Bijzonder oorlogsverhaal brengt Zwolse schrijfster en Joodse Hetty uit Enschede bij elkaar
In dit artikel:
Het Friese dorp Bozum, dat tijdens de Tweede Wereldoorlog een veilige haven bood, speelde een cruciale rol in het leven van Hetty Frankenhuis, een Joods meisje uit Enschede. Als baby werd ze in 1942 door dominee Leendert Overduin naar Friesland gebracht om aan de nazi's te ontsnappen. Ondergebracht bij Jan en Annie de Vries, de oom en tante van schrijfster Aliëtte de Vries, kon ze enigszins onbezorgd opgroeien te midden van dorpskinderen. Ondanks de terreur van de bezetter wisten de dorpsbewoners haar geheim te bewaren totdat ze in 1943 door de Duitsers werd ontdekt en naar Kamp Westerbork werd vervoerd.

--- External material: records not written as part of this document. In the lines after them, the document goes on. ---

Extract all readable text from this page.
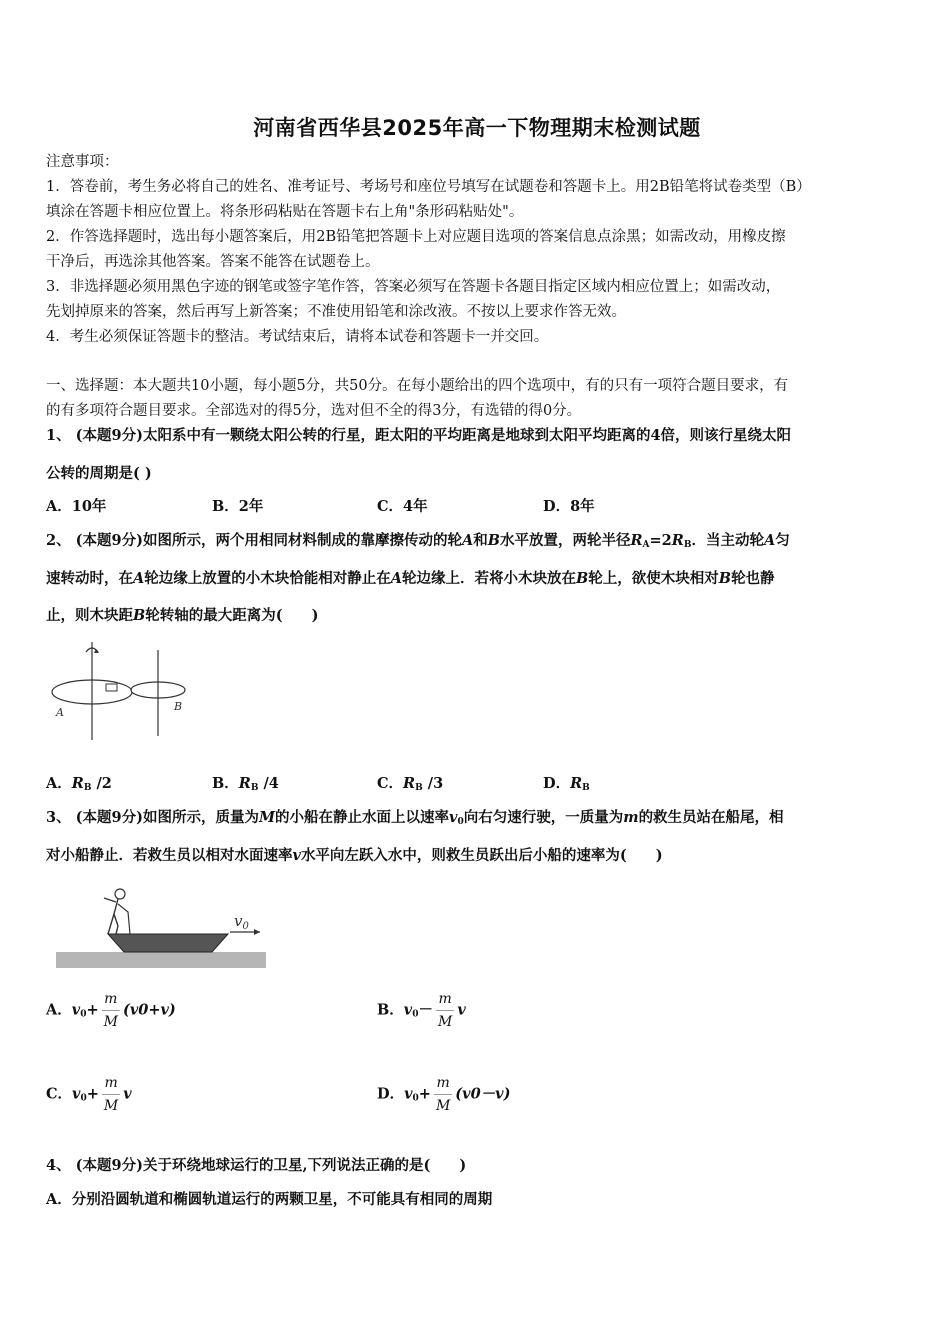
河南省西华县2025年高一下物理期末检测试题
注意事项：
1．答卷前，考生务必将自己的姓名、准考证号、考场号和座位号填写在试题卷和答题卡上。用2B铅笔将试卷类型（B）
填涂在答题卡相应位置上。将条形码粘贴在答题卡右上角"条形码粘贴处"。
2．作答选择题时，选出每小题答案后，用2B铅笔把答题卡上对应题目选项的答案信息点涂黑；如需改动，用橡皮擦
干净后，再选涂其他答案。答案不能答在试题卷上。
3．非选择题必须用黑色字迹的钢笔或签字笔作答，答案必须写在答题卡各题目指定区域内相应位置上；如需改动，
先划掉原来的答案，然后再写上新答案；不准使用铅笔和涂改液。不按以上要求作答无效。
4．考生必须保证答题卡的整洁。考试结束后，请将本试卷和答题卡一并交回。
一、选择题：本大题共10小题，每小题5分，共50分。在每小题给出的四个选项中，有的只有一项符合题目要求，有
的有多项符合题目要求。全部选对的得5分，选对但不全的得3分，有选错的得0分。
1、 (本题9分)太阳系中有一颗绕太阳公转的行星，距太阳的平均距离是地球到太阳平均距离的4倍，则该行星绕太阳
公转的周期是( )
A．10年	B．2年	C．4年	D．8年
2、 (本题9分)如图所示，两个用相同材料制成的靠摩擦传动的轮A和B水平放置，两轮半径$R_A=2R_B$．当主动轮A匀
速转动时，在A轮边缘上放置的小木块恰能相对静止在A轮边缘上．若将小木块放在B轮上，欲使木块相对B轮也静
止，则木块距B轮转轴的最大距离为(　　)
A	B
A．$R_B$ /2	B．$R_B$ /4	C．$R_B$ /3	D．$R_B$
3、 (本题9分)如图所示，质量为M的小船在静止水面上以速率$v_0$向右匀速行驶，一质量为m的救生员站在船尾，相
对小船静止．若救生员以相对水面速率v水平向左跃入水中，则救生员跃出后小船的速率为(　　)
$v_0$
A．$v_0+ \frac{m}{M} (v0+v)$	B．$v_0- \frac{m}{M}$ v
C．$v_0+ \frac{m}{M}$ v	D．$v_0+ \frac{m}{M} (v0-v)$
4、 (本题9分)关于环绕地球运行的卫星,下列说法正确的是(　　)
A．分别沿圆轨道和椭圆轨道运行的两颗卫星，不可能具有相同的周期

In Westerbork werd Hetty geregistreerd als een 'onbekend kind', een label voor Joodse kinderen zonder duidelijke identiteit. Gedurende haar verblijf daar, waaronder ook in een weeshuis, heeft ze vage herinneringen aan de drama's rondom haar. Uiteindelijk werd ze op 13 september 1944 naar het concentratiekamp Bergen-Belsen gestuurd, waar ze de oorlog overleefde, in tegenstelling tot vele anderen.
Aliëtte de Vries heeft Hetty's verhaal gereconstrueerd in haar boek 'Een onbekend kind', dat morgen in de winkels ligt. Haar onderzoek omvatte gesprekken met ooggetuigen en archiefonderzoek, wat resulteerde in zowel een persoonlijke ontdekking als een sterke band tussen haar en Hetty, die inmiddels in Australië woont.
Terwijl ze deze verhalen onthult, herdenkt Enschede de razzia van 1941, waarbij 105 Joodse mannen werden gedeporteerd, wat de blijvende impact van de oorlog op de gemeenschap onderstreept. Hetty's verhaal is een getuigenis van de veerkracht van slachtoffers en de moed van hen die hun leven riskeerden om anderen te helpen.